Whenever someone comes to me with a tough 1600s and early 1700s research problem (both Catholic and Protestant), they always want to know about records in Ireland. Well, there aren’t that many, but people are usually shocked when I ask if they have looked at the Caribbean. The early colonial migrations were so often from Ireland to the Caribbean and then up the coast.
Irish went to the English Caribbean colonies as indentured servants, slaves, plantation workers, prisoners, exiles, merchants, and soldiers. Much of this was just prior to the full scale importation of African slaves. In fact, the island of Montserrat was an Irish Roman Catholic colony! Another little known fact is the original parishes of South Carolina were named after the Barbados parishes. This was because settlers from Barbados immigrated north to help develop South Carolina.

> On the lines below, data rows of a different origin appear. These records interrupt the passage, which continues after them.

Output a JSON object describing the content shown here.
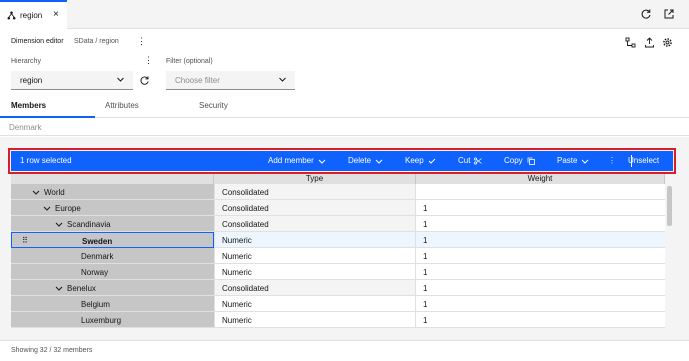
{
  "tab": {
    "label": "region",
    "icon": "dimension-icon"
  },
  "top_icons": [
    "refresh-icon",
    "popout-icon"
  ],
  "editor": {
    "title": "Dimension editor",
    "path": "SData / region"
  },
  "right_icons": [
    "hierarchy-icon",
    "upload-icon",
    "settings-icon"
  ],
  "hierarchy": {
    "label": "Hierarchy",
    "value": "region"
  },
  "filter": {
    "label": "Filter (optional)",
    "placeholder": "Choose filter"
  },
  "subtabs": [
    {
      "label": "Members",
      "active": true
    },
    {
      "label": "Attributes",
      "active": false
    },
    {
      "label": "Security",
      "active": false
    }
  ],
  "search": {
    "value": "Denmark"
  },
  "toolbar": {
    "status": "1 row selected",
    "add_member": "Add member",
    "delete": "Delete",
    "keep": "Keep",
    "cut": "Cut",
    "copy": "Copy",
    "paste": "Paste",
    "unselect": "Unselect"
  },
  "columns": {
    "type": "Type",
    "weight": "Weight"
  },
  "rows": [
    {
      "name": "World",
      "type": "Consolidated",
      "weight": "",
      "expandable": true,
      "selected": false
    },
    {
      "name": "Europe",
      "type": "Consolidated",
      "weight": "1",
      "expandable": true,
      "selected": false
    },
    {
      "name": "Scandinavia",
      "type": "Consolidated",
      "weight": "1",
      "expandable": true,
      "selected": false
    },
    {
      "name": "Sweden",
      "type": "Numeric",
      "weight": "1",
      "expandable": false,
      "selected": true
    },
    {
      "name": "Denmark",
      "type": "Numeric",
      "weight": "1",
      "expandable": false,
      "selected": false
    },
    {
      "name": "Norway",
      "type": "Numeric",
      "weight": "1",
      "expandable": false,
      "selected": false
    },
    {
      "name": "Benelux",
      "type": "Consolidated",
      "weight": "1",
      "expandable": true,
      "selected": false
    },
    {
      "name": "Belgium",
      "type": "Numeric",
      "weight": "1",
      "expandable": false,
      "selected": false
    },
    {
      "name": "Luxemburg",
      "type": "Numeric",
      "weight": "1",
      "expandable": false,
      "selected": false
    }
  ],
  "footer": {
    "text": "Showing 32 / 32 members"
  },
  "colors": {
    "accent": "#0f62fe",
    "highlight_outline": "#da1e28"
  }
}
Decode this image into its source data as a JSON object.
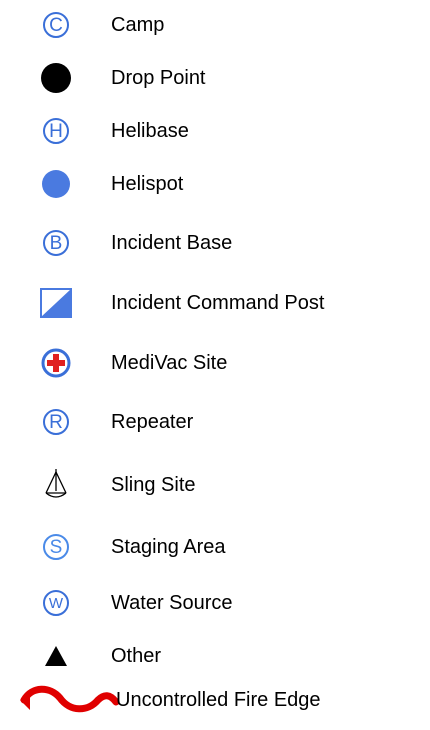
{
  "legend": {
    "items": [
      {
        "label": "Camp",
        "icon": "camp-icon",
        "glyph": "C",
        "color": "#3a6fd8"
      },
      {
        "label": "Drop Point",
        "icon": "drop-point-icon",
        "color": "#000000"
      },
      {
        "label": "Helibase",
        "icon": "helibase-icon",
        "glyph": "H",
        "color": "#3a6fd8"
      },
      {
        "label": "Helispot",
        "icon": "helispot-icon",
        "color": "#4a7ae0"
      },
      {
        "label": "Incident Base",
        "icon": "incident-base-icon",
        "glyph": "B",
        "color": "#3a6fd8"
      },
      {
        "label": "Incident Command Post",
        "icon": "incident-command-post-icon",
        "color": "#4a7ae0"
      },
      {
        "label": "MediVac Site",
        "icon": "medivac-site-icon",
        "color": "#3a6fd8",
        "cross_color": "#e02020"
      },
      {
        "label": "Repeater",
        "icon": "repeater-icon",
        "glyph": "R",
        "color": "#3a6fd8"
      },
      {
        "label": "Sling Site",
        "icon": "sling-site-icon",
        "color": "#000000"
      },
      {
        "label": "Staging Area",
        "icon": "staging-area-icon",
        "glyph": "S",
        "color": "#4a8ae8"
      },
      {
        "label": "Water Source",
        "icon": "water-source-icon",
        "glyph": "W",
        "color": "#3a6fd8"
      },
      {
        "label": "Other",
        "icon": "other-triangle-icon",
        "color": "#000000"
      },
      {
        "label": "Uncontrolled Fire Edge",
        "icon": "uncontrolled-fire-edge-icon",
        "color": "#e00000"
      }
    ]
  }
}
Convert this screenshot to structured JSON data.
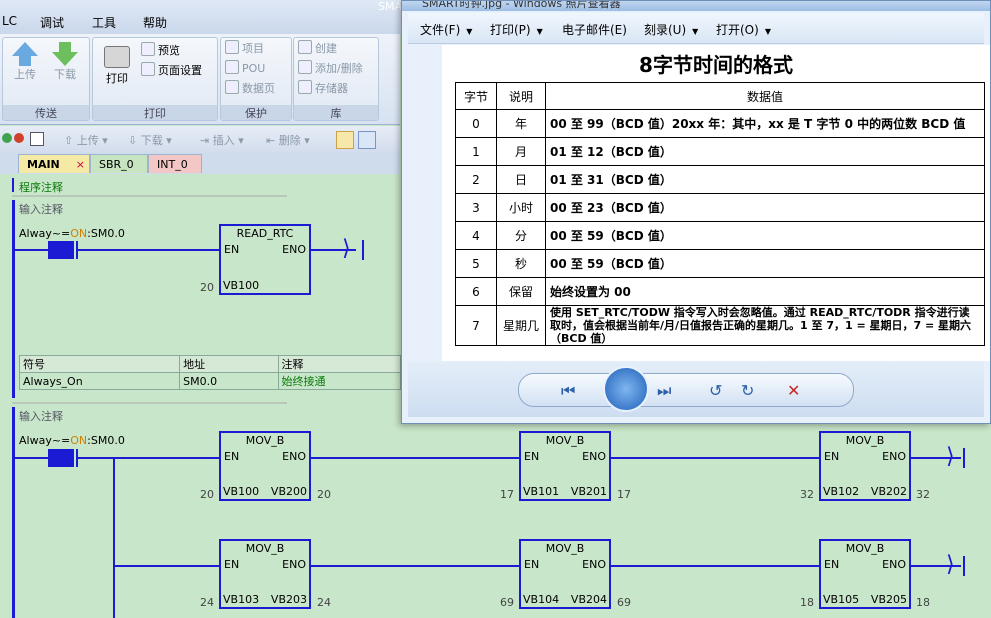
{
  "app": {
    "menu": [
      "LC",
      "调试",
      "工具",
      "帮助"
    ],
    "title_fragment": "SMAR"
  },
  "ribbon": {
    "groups": [
      {
        "title": "传送",
        "buttons": [
          "上传",
          "下载"
        ]
      },
      {
        "title": "打印",
        "buttons": [
          "打印",
          "预览",
          "页面设置"
        ]
      },
      {
        "title": "保护",
        "buttons": [
          "项目",
          "POU",
          "数据页"
        ]
      },
      {
        "title": "库",
        "buttons": [
          "创建",
          "添加/删除",
          "存储器"
        ]
      }
    ]
  },
  "toolbar": {
    "items": [
      "上传",
      "下载",
      "插入",
      "删除"
    ]
  },
  "tabs": [
    {
      "label": "MAIN",
      "close": "×"
    },
    {
      "label": "SBR_0"
    },
    {
      "label": "INT_0"
    }
  ],
  "program": {
    "comment": "程序注释",
    "networks": [
      {
        "comment": "输入注释",
        "contact": {
          "label_prefix": "Alway~=",
          "state": "ON",
          "label_suffix": ":SM0.0"
        },
        "blocks": [
          {
            "name": "READ_RTC",
            "en": "EN",
            "eno": "ENO",
            "in_value": "20",
            "in": "VB100"
          }
        ],
        "symbols": {
          "headers": [
            "符号",
            "地址",
            "注释"
          ],
          "rows": [
            [
              "Always_On",
              "SM0.0",
              "始终接通"
            ]
          ]
        }
      },
      {
        "comment": "输入注释",
        "contact": {
          "label_prefix": "Alway~=",
          "state": "ON",
          "label_suffix": ":SM0.0"
        },
        "blocks": [
          {
            "name": "MOV_B",
            "en": "EN",
            "eno": "ENO",
            "in_value": "20",
            "in": "VB100",
            "out": "VB200",
            "out_value": "20"
          },
          {
            "name": "MOV_B",
            "en": "EN",
            "eno": "ENO",
            "in_value": "17",
            "in": "VB101",
            "out": "VB201",
            "out_value": "17"
          },
          {
            "name": "MOV_B",
            "en": "EN",
            "eno": "ENO",
            "in_value": "32",
            "in": "VB102",
            "out": "VB202",
            "out_value": "32"
          },
          {
            "name": "MOV_B",
            "en": "EN",
            "eno": "ENO",
            "in_value": "24",
            "in": "VB103",
            "out": "VB203",
            "out_value": "24"
          },
          {
            "name": "MOV_B",
            "en": "EN",
            "eno": "ENO",
            "in_value": "69",
            "in": "VB104",
            "out": "VB204",
            "out_value": "69"
          },
          {
            "name": "MOV_B",
            "en": "EN",
            "eno": "ENO",
            "in_value": "18",
            "in": "VB105",
            "out": "VB205",
            "out_value": "18"
          }
        ]
      }
    ]
  },
  "viewer": {
    "title": "SMART时钟.jpg - Windows 照片查看器",
    "menu": [
      "文件(F)",
      "打印(P)",
      "电子邮件(E)",
      "刻录(U)",
      "打开(O)"
    ],
    "image": {
      "title": "8字节时间的格式",
      "headers": [
        "字节",
        "说明",
        "数据值"
      ],
      "rows": [
        [
          "0",
          "年",
          "00 至 99（BCD 值）20xx 年：其中，xx 是 T 字节 0 中的两位数 BCD 值"
        ],
        [
          "1",
          "月",
          "01 至 12（BCD 值）"
        ],
        [
          "2",
          "日",
          "01 至 31（BCD 值）"
        ],
        [
          "3",
          "小时",
          "00 至 23（BCD 值）"
        ],
        [
          "4",
          "分",
          "00 至 59（BCD 值）"
        ],
        [
          "5",
          "秒",
          "00 至 59（BCD 值）"
        ],
        [
          "6",
          "保留",
          "始终设置为 00"
        ],
        [
          "7",
          "星期几",
          "使用 SET_RTC/TODW 指令写入时会忽略值。通过 READ_RTC/TODR 指令进行读取时，值会根据当前年/月/日值报告正确的星期几。1 至 7，1 = 星期日，7 = 星期六（BCD 值）"
        ]
      ]
    },
    "controls": [
      "zoom-icon",
      "fit-icon",
      "previous-icon",
      "slideshow-icon",
      "next-icon",
      "rotate-ccw-icon",
      "rotate-cw-icon",
      "delete-icon"
    ]
  }
}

Main English islands where Irish immigrated or were brought include Bermuda (1609), Barbados (1627), Jamaica (1655), and the Leeward Islands: Antigua (1632), St. Kitts (St. Christopher) (1623), Nevis (1628) and Montserrat (1632).
It’s amazing that between hurricanes, volcanoes, rain, fungus, earthquakes, insects and humidity that anything survived. Much is available either in the Caribbean or from copies filed in England. Key records have been inventoried in Christiana K. Schaefer’s Genealogical Encyclopedia of the Colonial Americans (Baltimore, Maryland: Genealogical Publishing Co., 1998).
Many records have been published or are on microfilm at the Family History Library in Salt Lake City. Others are at the National Archives in Kew, outside of London, and still others are at the archives on the islands. Regardless, access to these valuable and essential records is now easier than ever.